Recognition of Bangladeshi sign language from 2D videos using openpose and LSTM based RNN
Abstract
Sign-language recognition is an essential part of computer vision to solve a communication obstacle between the deaf-mute and the common. Bangladeshi Sign Language (BdSL) is the medium of communication of the deaf and dumb community of Bangladesh. Where 2.4 million people cannot communicate without a sign language, developing countries like Bangladesh do not have sufficient facilities for these people [34]. Our research represents a sign-language recognizer in Bangladesh which is an approach to understanding Bangladeshi sign language so that it can become a bridge between the deaf-mute community and the normal world.

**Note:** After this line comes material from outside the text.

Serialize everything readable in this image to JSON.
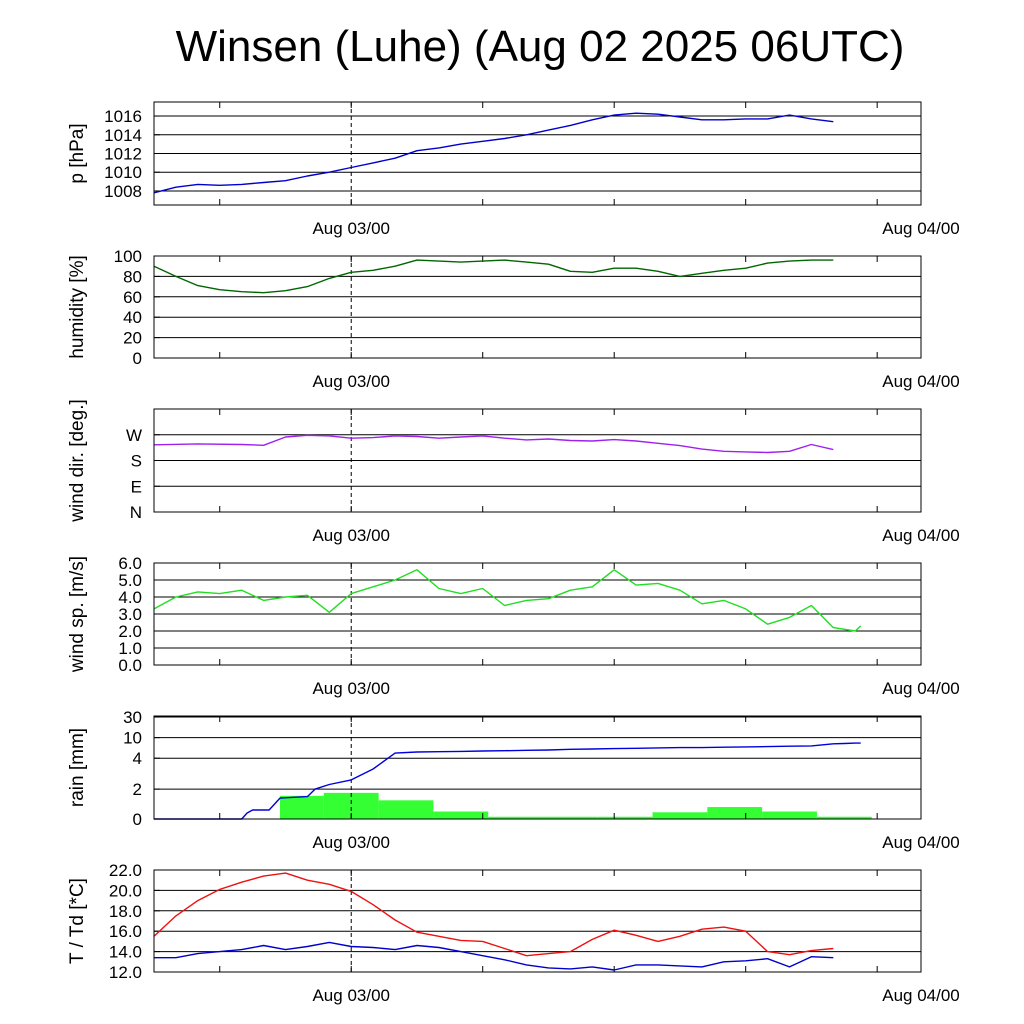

Though many works have been done in this field for foreign languages, there are only a few remarkable works on the Bangladeshi Sign Language, among which they used techniques that are not accessible to all, and their accuracy was also not satisfactory. Moreover, there is a shortage of publicly available datasets of Bangladeshi Sign Language. Our objective is to deliver a compact and highly accurate system that will recognize Bangladeshi Sign Language. We propose an method based on estimation of the human keypoints. First of all, we develop a BdSL dataset containing 1151 videos with ten different words. Our algorithm uses OpenPose to extract human pose from 2D videos and feed the extracted features keeping their temporal nature to an LSTM based RNN classifier that accurately classifies the signs. Our proposed sign language model classifies the signs of Bangladeshi Sign Language with 96.54% accuracy.